I’ve already fielded a number of questions on this topic and I want to start by saying this is not an “Official” recommendation hence why I am posting on my personal blog since this is more about considerations than actual calculations. The trick with anything like this is running the risk of people taking what you say as gospel, and this is just intended to help get you thinking. First we need to understand the way the service is configured and we need to all remember how vSphere works. I will not go into all those details you will need to read about them elsewhere on this blog.

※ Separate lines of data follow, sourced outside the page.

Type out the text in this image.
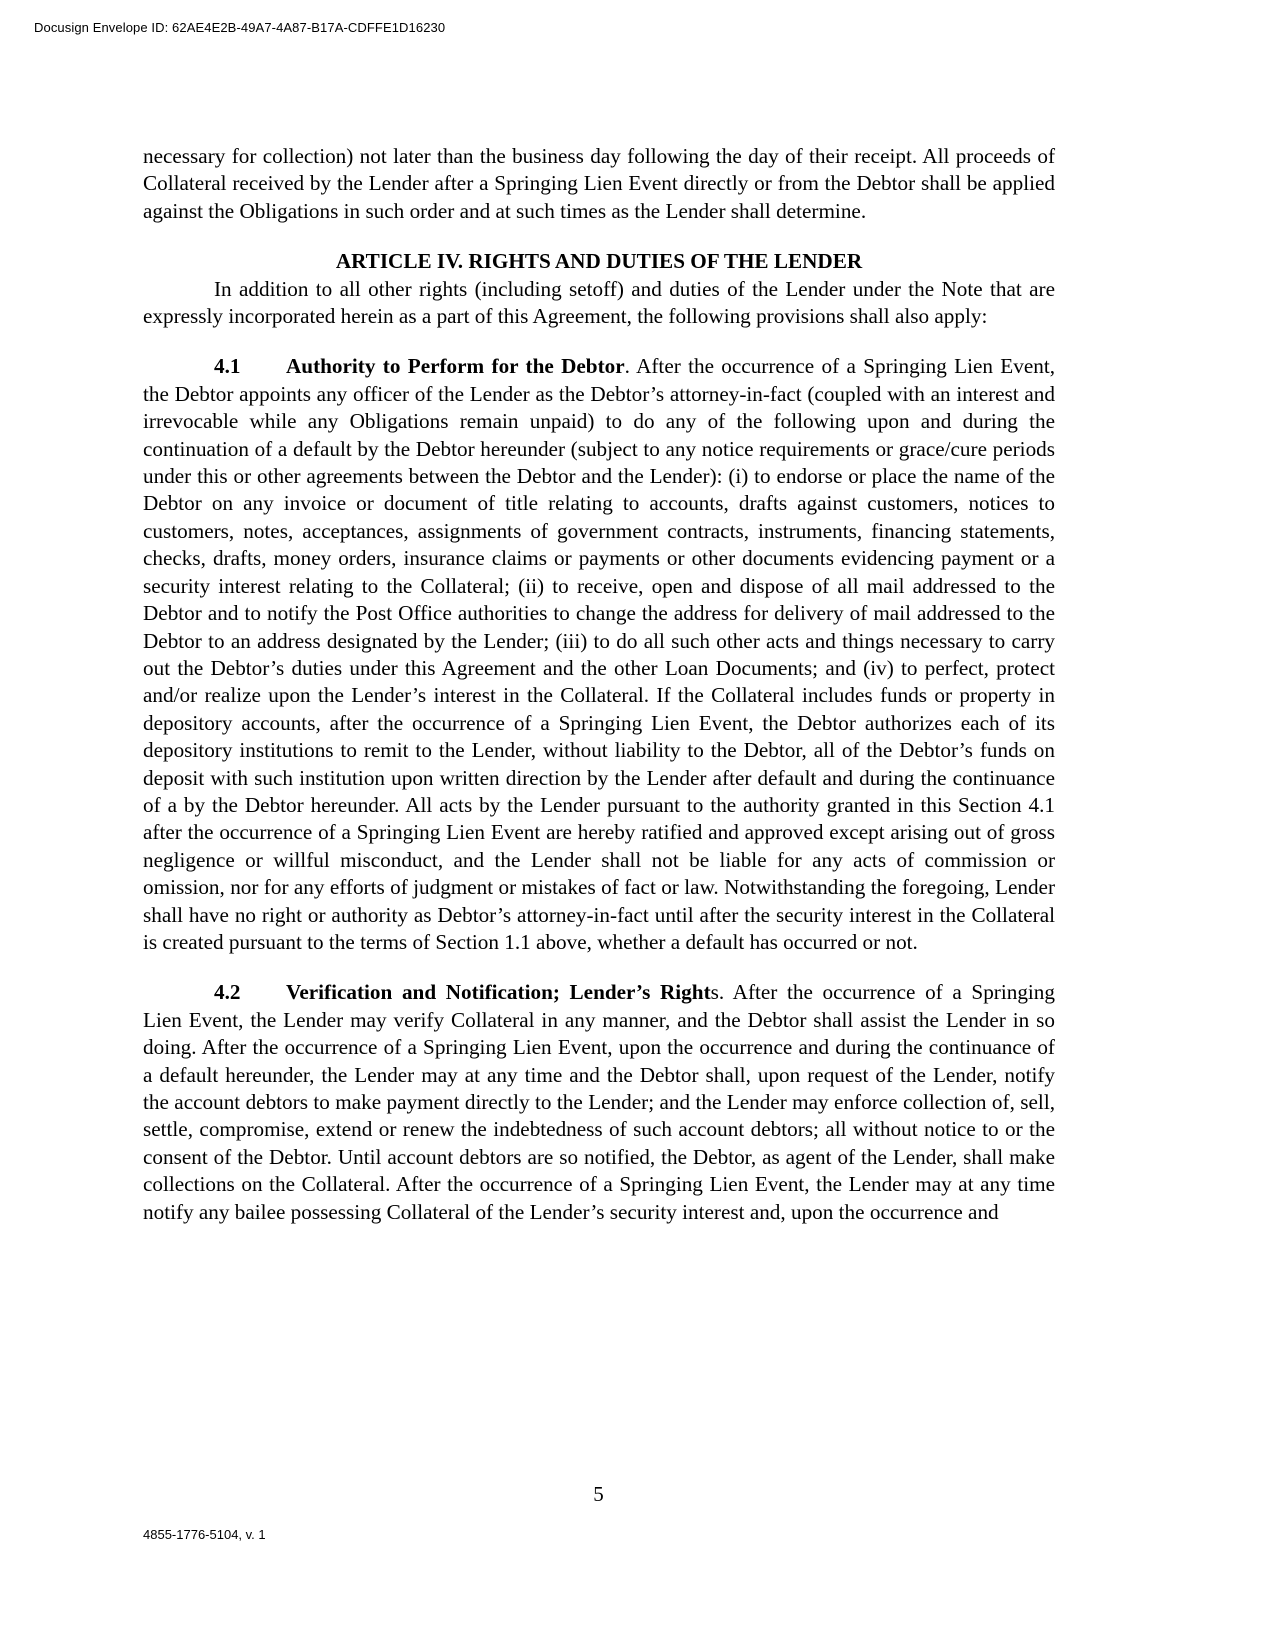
Docusign Envelope ID: 62AE4E2B-49A7-4A87-B17A-CDFFE1D16230

necessary for collection) not later than the business day following the day of their receipt. All proceeds of Collateral received by the Lender after a Springing Lien Event directly or from the Debtor shall be applied against the Obligations in such order and at such times as the Lender shall determine.

ARTICLE IV. RIGHTS AND DUTIES OF THE LENDER

In addition to all other rights (including setoff) and duties of the Lender under the Note that are expressly incorporated herein as a part of this Agreement, the following provisions shall also apply:

4.1 Authority to Perform for the Debtor. After the occurrence of a Springing Lien Event, the Debtor appoints any officer of the Lender as the Debtor’s attorney-in-fact (coupled with an interest and irrevocable while any Obligations remain unpaid) to do any of the following upon and during the continuation of a default by the Debtor hereunder (subject to any notice requirements or grace/cure periods under this or other agreements between the Debtor and the Lender): (i) to endorse or place the name of the Debtor on any invoice or document of title relating to accounts, drafts against customers, notices to customers, notes, acceptances, assignments of government contracts, instruments, financing statements, checks, drafts, money orders, insurance claims or payments or other documents evidencing payment or a security interest relating to the Collateral; (ii) to receive, open and dispose of all mail addressed to the Debtor and to notify the Post Office authorities to change the address for delivery of mail addressed to the Debtor to an address designated by the Lender; (iii) to do all such other acts and things necessary to carry out the Debtor’s duties under this Agreement and the other Loan Documents; and (iv) to perfect, protect and/or realize upon the Lender’s interest in the Collateral. If the Collateral includes funds or property in depository accounts, after the occurrence of a Springing Lien Event, the Debtor authorizes each of its depository institutions to remit to the Lender, without liability to the Debtor, all of the Debtor’s funds on deposit with such institution upon written direction by the Lender after default and during the continuance of a by the Debtor hereunder. All acts by the Lender pursuant to the authority granted in this Section 4.1 after the occurrence of a Springing Lien Event are hereby ratified and approved except arising out of gross negligence or willful misconduct, and the Lender shall not be liable for any acts of commission or omission, nor for any efforts of judgment or mistakes of fact or law. Notwithstanding the foregoing, Lender shall have no right or authority as Debtor’s attorney-in-fact until after the security interest in the Collateral is created pursuant to the terms of Section 1.1 above, whether a default has occurred or not.

4.2 Verification and Notification; Lender’s Rights. After the occurrence of a Springing Lien Event, the Lender may verify Collateral in any manner, and the Debtor shall assist the Lender in so doing. After the occurrence of a Springing Lien Event, upon the occurrence and during the continuance of a default hereunder, the Lender may at any time and the Debtor shall, upon request of the Lender, notify the account debtors to make payment directly to the Lender; and the Lender may enforce collection of, sell, settle, compromise, extend or renew the indebtedness of such account debtors; all without notice to or the consent of the Debtor. Until account debtors are so notified, the Debtor, as agent of the Lender, shall make collections on the Collateral. After the occurrence of a Springing Lien Event, the Lender may at any time notify any bailee possessing Collateral of the Lender’s security interest and, upon the occurrence and

5
4855-1776-5104, v. 1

Performance vs. Being “Up and Running”
What I mean by this is many people sometimes mistake the need to be up and running in a disaster event for also running at production performance. I think this is an important distinction for people. Most folks that understand DR realize that when you have an event, you are just trying to get back online, not always back online at the same scale you were before. There may be exceptions to this rule of course as there always is. However, from my field experience, most people just want to get systems running so they can still conduct business. If things are “slower” that’s acceptable. Let’s not forget the human factor involved as well. What I mean is frankly you may not be one of the people to even work on the failover. You could be trapped at home, or part of the disaster….I’m just saying.

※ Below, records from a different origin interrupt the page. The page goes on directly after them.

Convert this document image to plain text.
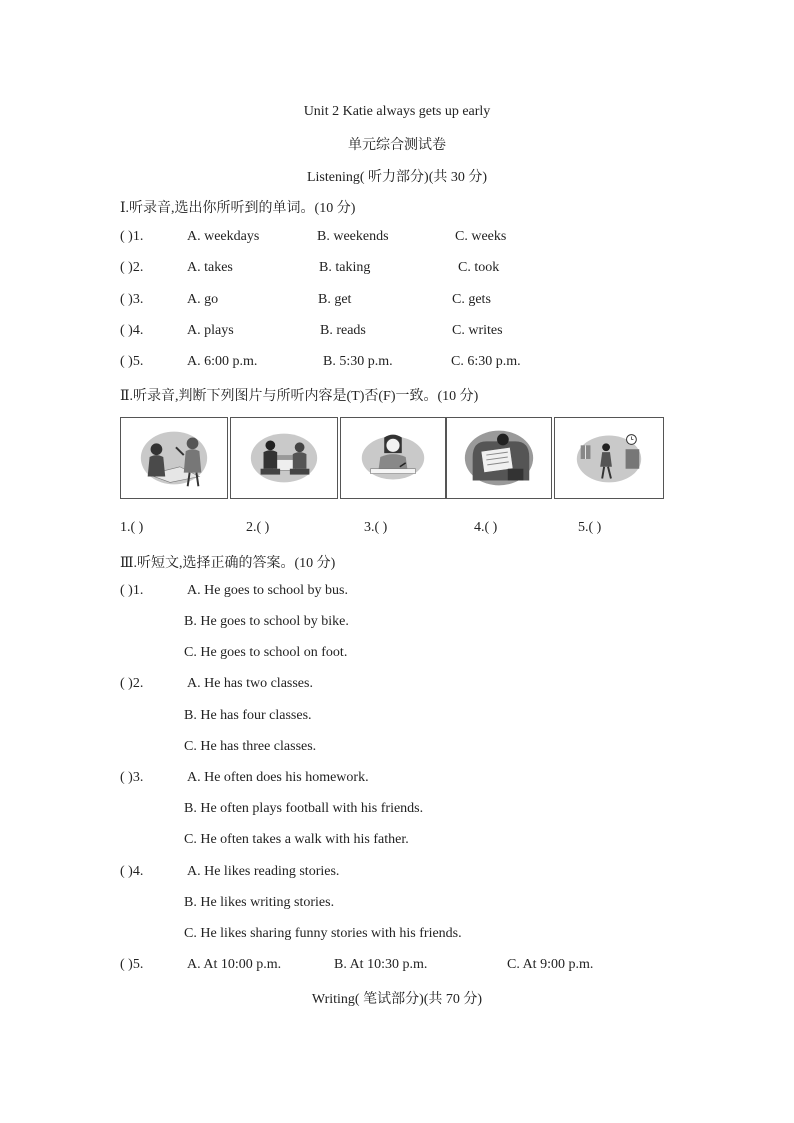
Unit 2 Katie always gets up early
单元综合测试卷
Listening( 听力部分)(共 30 分)
Ⅰ.听录音,选出你所听到的单词。(10 分)
( )1.	A. weekdays	B. weekends	C. weeks
( )2.	A. takes	B. taking	C. took
( )3.	A. go	B. get	C. gets
( )4.	A. plays	B. reads	C. writes
( )5.	A. 6:00 p.m.	B. 5:30 p.m.	C. 6:30 p.m.
Ⅱ.听录音,判断下列图片与所听内容是(T)否(F)一致。(10 分)
1.( )	2.( )	3.( )	4.( )	5.( )
Ⅲ.听短文,选择正确的答案。(10 分)
( )1.	A. He goes to school by bus.
B. He goes to school by bike.
C. He goes to school on foot.
( )2.	A. He has two classes.
B. He has four classes.
C. He has three classes.
( )3.	A. He often does his homework.
B. He often plays football with his friends.
C. He often takes a walk with his father.
( )4.	A. He likes reading stories.
B. He likes writing stories.
C. He likes sharing funny stories with his friends.
( )5.	A. At 10:00 p.m.	B. At 10:30 p.m.	C. At 9:00 p.m.
Writing( 笔试部分)(共 70 分)
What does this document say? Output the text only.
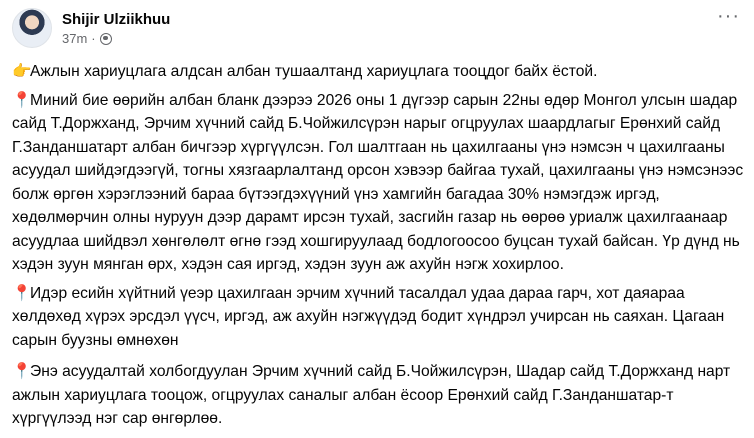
Shijir Ulziikhuu
37m ·
···

👉Ажлын хариуцлага алдсан албан тушаалтанд хариуцлага тооцдог байх ёстой.

📍Миний бие өөрийн албан бланк дээрээ 2026 оны 1 дүгээр сарын 22ны өдөр Монгол улсын шадар сайд Т.Доржханд, Эрчим хүчний сайд Б.Чойжилсүрэн нарыг огцруулах шаардлагыг Ерөнхий сайд Г.Занданшатарт албан бичгээр хүргүүлсэн. Гол шалтгаан нь цахилгааны үнэ нэмсэн ч цахилгааны асуудал шийдэгдээгүй, тогны хязгаарлалтанд орсон хэвээр байгаа тухай, цахилгааны үнэ нэмсэнээс болж өргөн хэрэглээний бараа бүтээгдэхүүний үнэ хамгийн багадаа 30% нэмэгдэж иргэд, хөдөлмөрчин олны нуруун дээр дарамт ирсэн тухай, засгийн газар нь өөрөө уриалж цахилгаанаар асуудлаа шийдвэл хөнгөлөлт өгнө гээд хошгируулаад бодлогоосоо буцсан тухай байсан. Үр дүнд нь хэдэн зуун мянган өрх, хэдэн сая иргэд, хэдэн зуун аж ахуйн нэгж хохирлоо.

📍Идэр есийн хүйтний үеэр цахилгаан эрчим хүчний тасалдал удаа дараа гарч, хот даяараа хөлдөхөд хүрэх эрсдэл үүсч, иргэд, аж ахуйн нэгжүүдэд бодит хүндрэл учирсан нь саяхан. Цагаан сарын буузны өмнөхөн

📍Энэ асуудалтай холбогдуулан Эрчим хүчний сайд Б.Чойжилсүрэн, Шадар сайд Т.Доржханд нарт ажлын хариуцлага тооцож, огцруулах саналыг албан ёсоор Ерөнхий сайд Г.Занданшатар-т хүргүүлээд нэг сар өнгөрлөө.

vCloud Air-DR Allocation Model
The 1.0 release of vCloud Air Disaster Recovery is using the Allocation Pool Model in vCloud Director. This really does not mean anything to you as a user, except how a couple of key settings are configured. What I mean by this is how the vSphere resources are configured based on the vCD settings. If you want to know what these mean you can reference the previous link or read up on vCloud Director Allocation Models in general. For this service the compute is allocated in the following manner.
- 10Ghz CPU
- 20GB Memory
Calculating Compute Resources
The way I have described to people the best order to size the vCloud Air Disaster Recovery offering in my opinion is in the following order.
- Storage
- Memory
- CPU
For the purposes of keeping it simple I am leaving off bandwidth so we can focus on getting the machines running post event declaration. Storage is the easy start because you need to make sure you simply have enough storage to host all the placeholders on disk initially. That’s easy math to figure out based on your machine configurations.
Storage NOTE: Be sure to account for VSWAP storage using your machines memory configuration. Purchase enough to host them powered off AND powered on when VSWAP is created. If you are too tight on size you might miss when you go to power them on.
Memory
Like the standard Virtual Private Cloud offering this becomes extremely easy. Basically you can run whatever machines will fit in the memory you have purchased. So if you got a basic SKU with 20GB or RAM, divide that by the configured memory of the machines you want to failover. If the total configured is more than 20GB, you will need to purchase an add-on. You simply get the right number of add-on’s to cover the configured memory of the machines you are replicating.
CPU
CPU to me is always last. Why? Well because most applications are not CPU constrained. Also think about how you add capacity in vCloud Air. When you add 20GB of Memory you also add 10GHz more CPU. So if you are focussing on memory first, your CPU capacity will naturally increase. You should in most cases have plenty of CPU but there may be exceptions out there.
It’s not Rocket Science, But…
The bottom line is you don’t need to be a rocket scientist to figure this out. You just need a decent understanding of how things work both in vCloud Air and vSphere. You also just need a bit of common sense sprinkled in to make sure your on the right track. All of this being said there is a VMware Fling for sizing that may help with the vSphere Replication component, but as always flings have limited support and that appliance is really only to help with the replication side of things. It will not help you calculate the compute and memory aspect of how much capacity you need to support your machines for a disaster event.
Lastly always remember why you are doing Disaster Recovery and set your expectations of performance vs availability and be sure to document which you are targeting with your plans. I’d argue most people are more interested in having applications back online even if they are running a bit slower, again, with some exceptions.